Louis Gallois was appointed by PSA/Peugeot-Citroen as France's board representative at the carmaker. This comes after the government acted to help the automaker’s bank unit. Gallois, who used be the head of planemaker Airbus's owner, will serve on PSA's supervisory board after ratification at the annual shareholders' meeting on April 24.
Gallois, who is now 68, led Airbus parent European Aeronautic, Defence & Space Co. for nearly six years until May 2012. Last month, Gallois published a report over France's business competitiveness.
President Francois Hollande had commissioned the study. As part of an agreement on Oct. 24, the French state and PSA's labor unions would each get board representation. It also called for the government to guarantee up to 7 billion euros ($9.2 billion) in new bonds sold by the carmaker's Banque PSA Finance division.
Moody's Investors Service lists the debt at Banque PSA as having the lowest investment grade. It said further on Nov. 14 that it is considering a plan to reduce the rating due to the bank's link to the car-manufacturing parent firm. On Oct. 10, PSA's debt was lowered to three levels below junk at Moody's. On Dec. 15, PSA said that it is near to finalizing a deal with a pool of banks to refinance debt at Banque PSA.

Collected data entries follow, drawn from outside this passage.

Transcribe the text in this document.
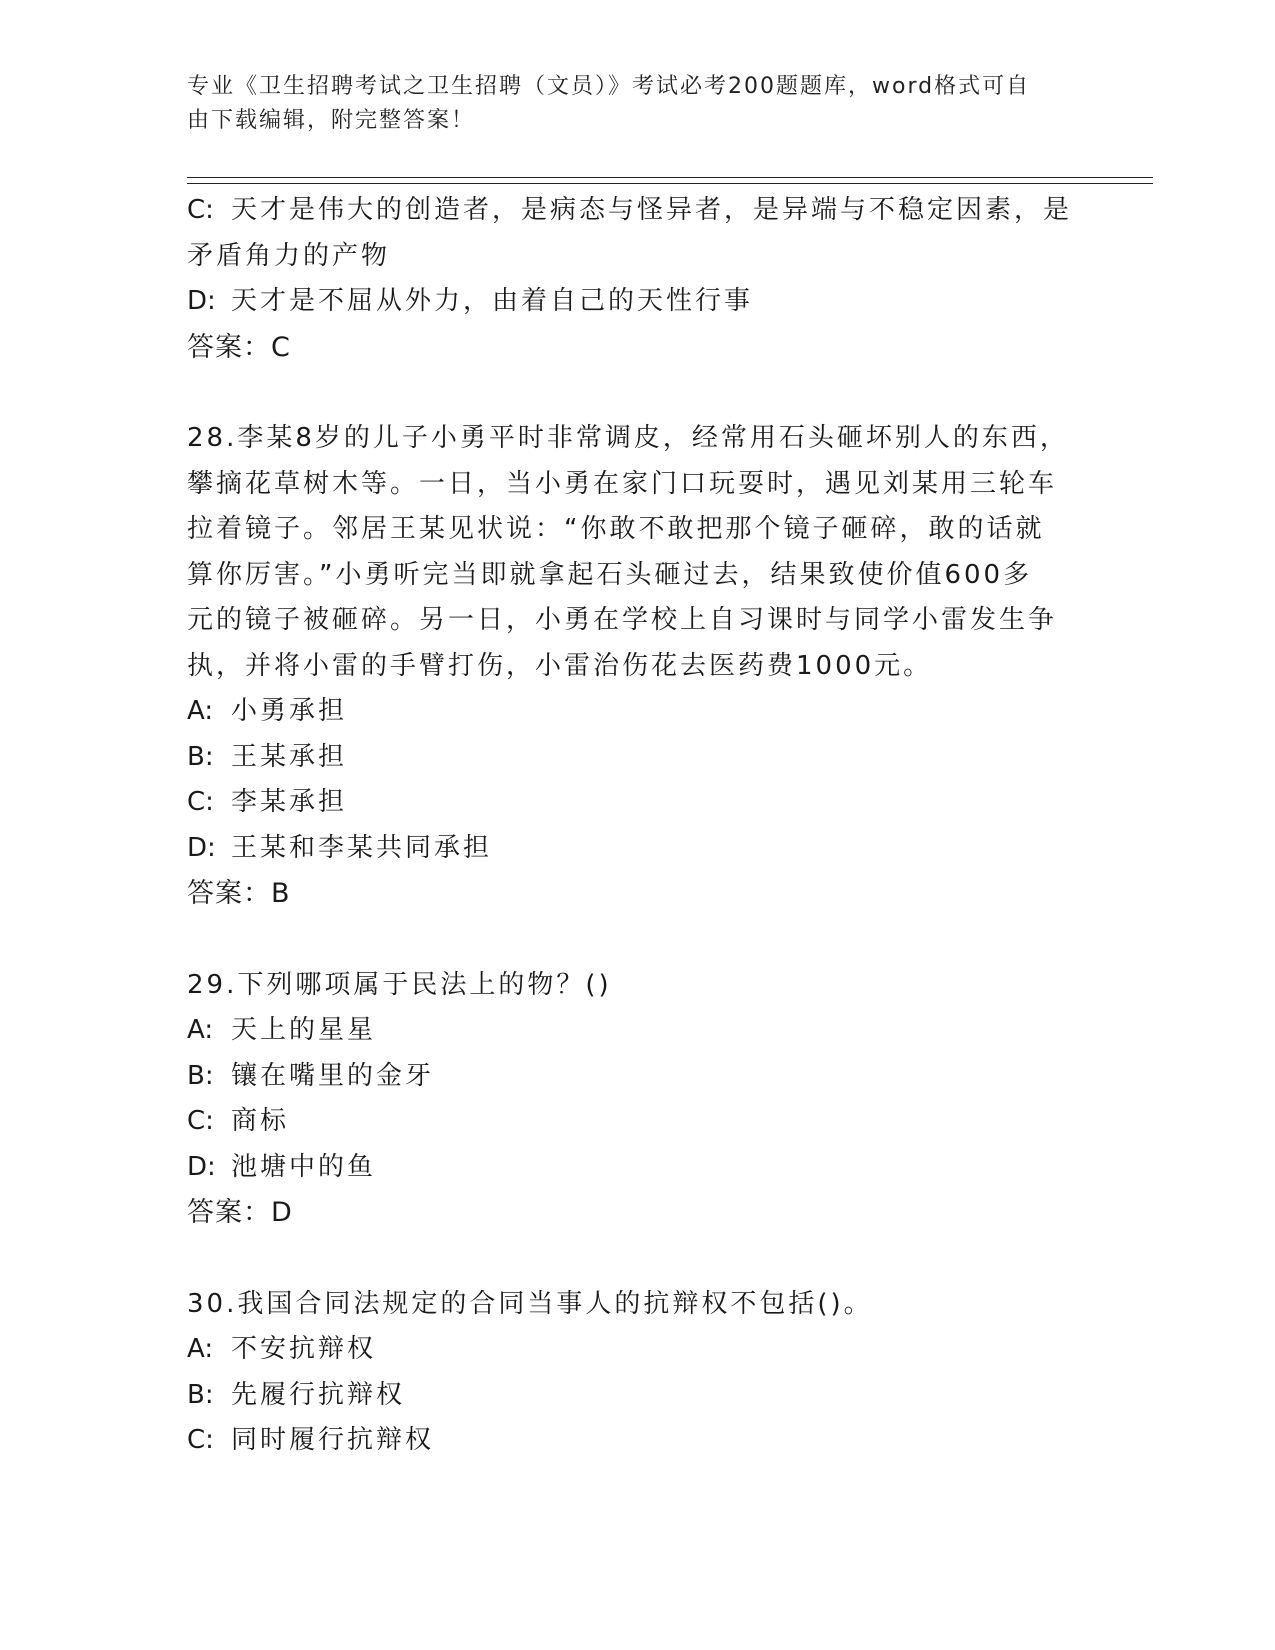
专业《卫生招聘考试之卫生招聘（文员）》考试必考200题题库，word格式可自
由下载编辑，附完整答案！
C: 天才是伟大的创造者，是病态与怪异者，是异端与不稳定因素，是
矛盾角力的产物
D: 天才是不屈从外力，由着自己的天性行事
答案：C
28.李某8岁的儿子小勇平时非常调皮，经常用石头砸坏别人的东西，
攀摘花草树木等。一日，当小勇在家门口玩耍时，遇见刘某用三轮车
拉着镜子。邻居王某见状说：“你敢不敢把那个镜子砸碎，敢的话就
算你厉害。”小勇听完当即就拿起石头砸过去，结果致使价值600多
元的镜子被砸碎。另一日，小勇在学校上自习课时与同学小雷发生争
执，并将小雷的手臂打伤，小雷治伤花去医药费1000元。
A: 小勇承担
B: 王某承担
C: 李某承担
D: 王某和李某共同承担
答案：B
29.下列哪项属于民法上的物？()
A: 天上的星星
B: 镶在嘴里的金牙
C: 商标
D: 池塘中的鱼
答案：D
30.我国合同法规定的合同当事人的抗辩权不包括()。
A: 不安抗辩权
B: 先履行抗辩权
C: 同时履行抗辩权
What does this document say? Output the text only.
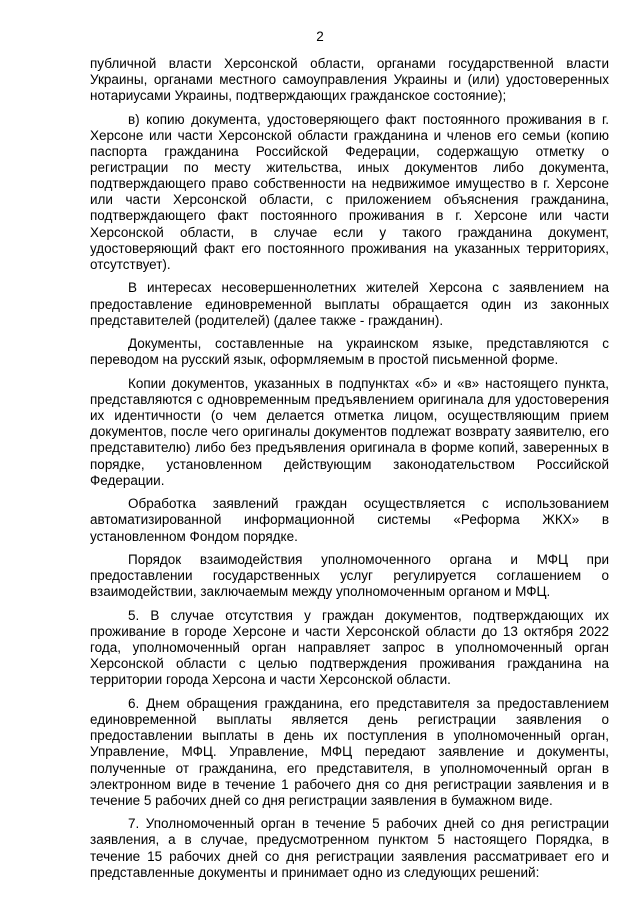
2

публичной власти Херсонской области, органами государственной власти Украины, органами местного самоуправления Украины и (или) удостоверенных нотариусами Украины, подтверждающих гражданское состояние);

в) копию документа, удостоверяющего факт постоянного проживания в г. Херсоне или части Херсонской области гражданина и членов его семьи (копию паспорта гражданина Российской Федерации, содержащую отметку о регистрации по месту жительства, иных документов либо документа, подтверждающего право собственности на недвижимое имущество в г. Херсоне или части Херсонской области, с приложением объяснения гражданина, подтверждающего факт постоянного проживания в г. Херсоне или части Херсонской области, в случае если у такого гражданина документ, удостоверяющий факт его постоянного проживания на указанных территориях, отсутствует).

В интересах несовершеннолетних жителей Херсона с заявлением на предоставление единовременной выплаты обращается один из законных представителей (родителей) (далее также - гражданин).

Документы, составленные на украинском языке, представляются с переводом на русский язык, оформляемым в простой письменной форме.

Копии документов, указанных в подпунктах «б» и «в» настоящего пункта, представляются с одновременным предъявлением оригинала для удостоверения их идентичности (о чем делается отметка лицом, осуществляющим прием документов, после чего оригиналы документов подлежат возврату заявителю, его представителю) либо без предъявления оригинала в форме копий, заверенных в порядке, установленном действующим законодательством Российской Федерации.

Обработка заявлений граждан осуществляется с использованием автоматизированной информационной системы «Реформа ЖКХ» в установленном Фондом порядке.

Порядок взаимодействия уполномоченного органа и МФЦ при предоставлении государственных услуг регулируется соглашением о взаимодействии, заключаемым между уполномоченным органом и МФЦ.

5. В случае отсутствия у граждан документов, подтверждающих их проживание в городе Херсоне и части Херсонской области до 13 октября 2022 года, уполномоченный орган направляет запрос в уполномоченный орган Херсонской области с целью подтверждения проживания гражданина на территории города Херсона и части Херсонской области.

6. Днем обращения гражданина, его представителя за предоставлением единовременной выплаты является день регистрации заявления о предоставлении выплаты в день их поступления в уполномоченный орган, Управление, МФЦ. Управление, МФЦ передают заявление и документы, полученные от гражданина, его представителя, в уполномоченный орган в электронном виде в течение 1 рабочего дня со дня регистрации заявления и в течение 5 рабочих дней со дня регистрации заявления в бумажном виде.

7. Уполномоченный орган в течение 5 рабочих дней со дня регистрации заявления, а в случае, предусмотренном пунктом 5 настоящего Порядка, в течение 15 рабочих дней со дня регистрации заявления рассматривает его и представленные документы и принимает одно из следующих решений:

Carole Dupont-Pietri, head of investor relations, said that negotiations with lenders are "on track" and that there should already be an agreement by Christmas. PSA is working to cut 17%, or 11,200 workers, from its French automotive workforce over the next two years. PSA is shutting down a plant on the outskirts of Paris, letting go of assets and developing a vehicle and component alliance with General Motors Co. as Europe's auto market declines this year to its smallest volume since 1995.